22 November 2018

Menjadi Dewasa



Tentang mendewasa, apakah umur adalah patokan dari sebuah sikap yang disebut ‘dewasa’? Bagi saya, tidak. Umur bukanlah sebuah indikator yang pas untuk mengukur seseorang bisa dikatakan sudah berada ditahap dewasa. Banyak orang sekitar kita yang berada di umur yang matang tapi secara mental belum cocok untuk menyandang predikat dewasa. Lantas, apakah saja indikator kedewasaan seseorang?

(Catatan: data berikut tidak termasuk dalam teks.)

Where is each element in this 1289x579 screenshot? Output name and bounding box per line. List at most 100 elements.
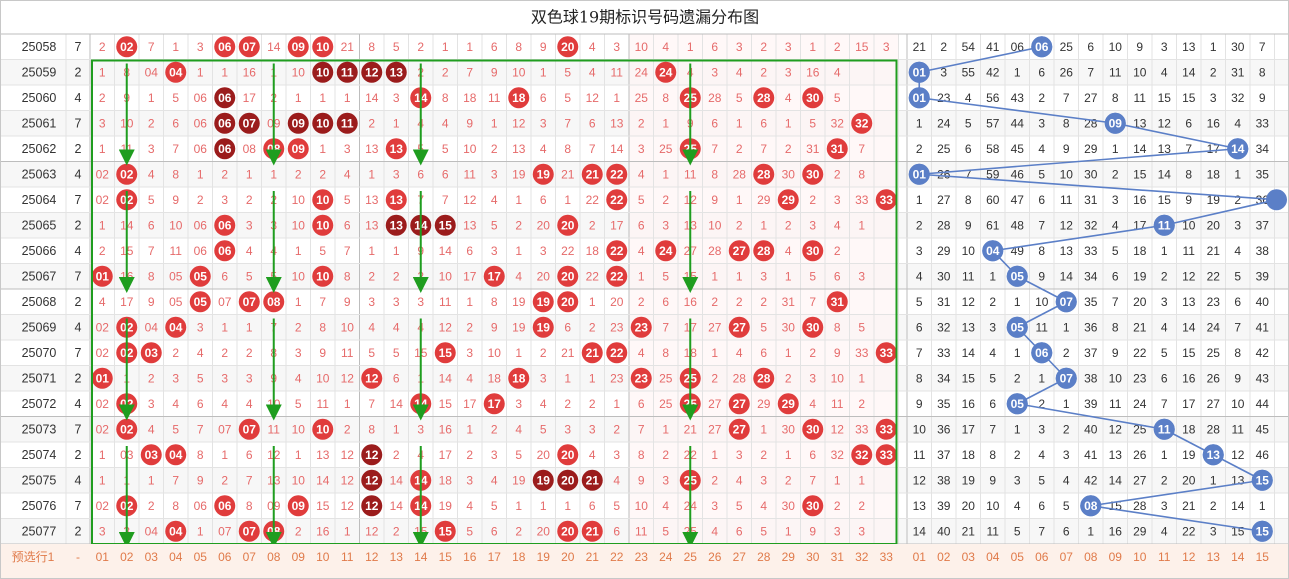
red-omission-value: 1 [711,448,718,462]
blue-omission-value: 24 [1207,320,1221,334]
blue-omission-value: 34 [1084,269,1098,283]
blue-omission-value: 13 [1182,295,1196,309]
red-omission-value: 4 [368,320,375,334]
blue-omission-value: 27 [1207,397,1221,411]
red-omission-value: 1 [564,371,571,385]
red-omission-value: 2 [344,422,351,436]
red-omission-value: 4 [172,397,179,411]
blue-omission-value: 58 [986,142,1000,156]
red-omission-value: 2 [393,269,400,283]
red-omission-value: 2 [295,524,302,538]
red-omission-value: 3 [638,142,645,156]
blue-omission-value: 11 [1183,244,1196,258]
issue-number: 25059 [22,65,57,79]
blue-ball-edge [1266,189,1287,211]
red-omission-value: 3 [736,448,743,462]
blue-omission-value: 11 [1232,422,1245,436]
red-omission-value: 29 [757,397,771,411]
blue-omission-value: 1 [989,269,996,283]
blue-omission-value: 1 [1259,499,1266,513]
red-omission-value: 1 [99,218,106,232]
red-ball-number: 20 [561,269,575,283]
red-omission-value: 16 [806,65,820,79]
blue-omission-value: 15 [1158,193,1172,207]
blue-omission-value: 3 [1234,218,1241,232]
red-omission-value: 1 [221,448,228,462]
red-ball-number: 13 [390,142,404,156]
blue-omission-value: 1 [1087,524,1094,538]
red-omission-value: 6 [491,40,498,54]
blue-omission-value: 5 [1038,473,1045,487]
red-omission-value: 06 [194,91,208,105]
blue-omission-value: 2 [1063,346,1070,360]
blue-omission-value: 3 [1161,40,1168,54]
red-omission-value: 27 [708,320,722,334]
red-ball-number: 01 [96,269,110,283]
footer-red-number: 31 [831,550,845,564]
blue-omission-value: 4 [1161,524,1168,538]
red-omission-value: 8 [564,142,571,156]
red-omission-value: 11 [439,295,452,309]
red-omission-value: 7 [148,244,155,258]
red-omission-value: 3 [858,269,865,283]
red-ball [581,520,603,542]
red-omission-value: 2 [834,499,841,513]
red-ball-number: 09 [292,142,306,156]
red-omission-value: 6 [466,244,473,258]
blue-omission-value: 28 [1084,116,1098,130]
blue-ball [1251,520,1273,542]
blue-ball-number: 04 [986,244,1000,258]
blue-omission-value: 1 [1063,397,1070,411]
blue-omission-value: 8 [989,448,996,462]
red-omission-value: 3 [393,91,400,105]
red-ball-number: 21 [586,167,600,181]
red-ball [802,418,824,440]
red-omission-value: 2 [736,218,743,232]
red-omission-value: 2 [221,346,228,360]
red-omission-value: 05 [169,295,183,309]
red-omission-value: 10 [292,218,306,232]
red-ball-number: 30 [806,91,820,105]
red-omission-value: 9 [344,295,351,309]
blue-omission-value: 2 [989,295,996,309]
red-ball-number: 10 [316,65,330,79]
red-ball-number: 30 [806,320,820,334]
red-omission-value: 6 [540,193,547,207]
blue-omission-value: 1 [1038,371,1045,385]
red-ball-number: 17 [488,269,502,283]
red-omission-value: 12 [512,116,526,130]
issue-sum: 7 [75,116,82,130]
red-ball-number: 10 [316,116,330,130]
footer-red-number: 32 [855,550,869,564]
red-omission-value: 5 [442,142,449,156]
red-omission-value: 10 [292,65,306,79]
red-omission-value: 2 [515,524,522,538]
blue-omission-value: 28 [937,218,951,232]
issue-number: 25066 [22,244,57,258]
red-omission-value: 4 [809,397,816,411]
red-omission-value: 2 [760,40,767,54]
red-ball-number: 19 [537,295,551,309]
red-ball [728,240,750,262]
red-omission-value: 11 [488,91,501,105]
red-omission-value: 30 [782,320,796,334]
blue-omission-value: 1 [1014,422,1021,436]
red-ball [728,418,750,440]
blue-omission-value: 25 [1207,346,1221,360]
red-omission-value: 3 [613,448,620,462]
red-omission-value: 1 [148,473,155,487]
red-ball-number: 10 [316,422,330,436]
footer-red-number: 09 [292,550,306,564]
issue-number: 25064 [22,193,57,207]
blue-omission-value: 34 [1256,142,1270,156]
blue-omission-value: 06 [1011,40,1025,54]
blue-omission-value: 14 [1109,473,1123,487]
blue-omission-value: 42 [1084,473,1098,487]
red-omission-value: 8 [662,91,669,105]
red-ball [116,36,138,58]
blue-omission-value: 1 [1063,320,1070,334]
red-omission-value: 6 [589,499,596,513]
red-ball [557,469,579,491]
red-ball [214,240,236,262]
red-ball [728,316,750,338]
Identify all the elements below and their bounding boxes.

Secara pribadi, saya melihat tingkat kedewasaan seseorang dari bagaimana ia menghadapai sebuah persoalan. Apakah Ia masih melihat dari satu sisi-nya saja, ataukah sudah bisa melihat dari berbagai sisi yang lain. Mereka yang belum bisa dibilang dewasa sering melihat suatu persoalan hanya dari apa yang dialaminya, kerugian yang didapatnya tanpa tabayyun atau mengkonfirmasi apakah pihak lain benar bersalah atau ternyata ia juga bagian dari pembuat masalah itu sendiri. Seseorang yang sudah bisa dikatakan dewasa akan bijak menanggapi masalah yang terjadi, Ia tidak akan gegabah memutuskan segala sesuatunya, bersikap tenang tanpa menyalahkan pihak lain seenaknya. Ia akan introspeksi pada dirinya, mengakui letak kesalahannya bila ia memang bersalah bukan menuduh dan mengumbar aib saudaranya.

Selain itu, tingkat kedewasaan juga bisa dilihat dari tutur kata seseorang, bagaimana ia bisa menempatkan kalimat-kalimat yang diutarakannya di waktu dan tempat yang tepat. Karena seperti kata pepatah “mulutmu harimaumu”. Lidah tidak bertulang tapi lebih tajam dari pedang. Banyak perdebatan dan kehancuran terjadi berawal dari lidah yang mengeluarkan kata-kata yang tidak berkenan. Kita boleh bercanda dengan sesama teman, tapi haruslah diingat jangan sampai kelewatan. Apa yang dianggap lucu oleh kita, kadang menyakitkan bagi orang lain. Jadi bijaklah dalam berkelakar, tidak semua topik layak untuk dijadikan candaan.

Dewasa berarti harus dapat mengontrol emosinya. Hari ini bukan saatnya bertengkar hanya demi hal-hal kecil apalagi sampai berujung ke pertengkaran fisik. Bukan lagi masanya pertengkaran diselesaikan dengan cara anak SD atau dengan cara premanisme. Masih banyak cara beradab untuk menyelesaikannya. Seseorang yang berjiwa besar pastinya akan memilih cara-cara berkelas tanpa harus terjadi pertumpahan darah. Mirisnya, dinegeri kita tercinta saat ini orang-orang yang mengaku dewasa tapi tidak tercermin dalam kepribadiannya. Alhasil, banyaknya persoalan tidak diselesaikan secara baik-baik. Ya, cekcok masalah kecil dibawa ke ranah publik, saling hujat di media sosial karena perbedaan pandangan, menebar hoax, dan masih banyak lagi.

Honestly, tulisan ini adalah sebuah renungan untuk kita semua. Untuk kita yang mengaku memiliki pandangan dewasa. Terutama untuk saya secara pribadi. Dalam masa transisi dari fase remaja menuju dewasa. Banyak hal yang harus dipelajari untuk benar-benar bisa bersikap dewasa dan bijak dalam menanggapi suatu peristiwa. Bagi saya tidak ada orang yang akan stabil di masa dewasanya, akan ada saat dimana ia kembali bersikap labil layaknya pada fase remaja dan anak-anak dulu. Namun, apakah itu akan bertahan selamanya? Tentu tidak. Yang bisa kita semua lakukan hanyalah mengontrol diri kita untuk tetap bersikap dan berprilaku sesuai dengan koridor yang berlaku, dan kembali lagi menjadi pribadi yang dewasa. Mari mendewasa bersama!!!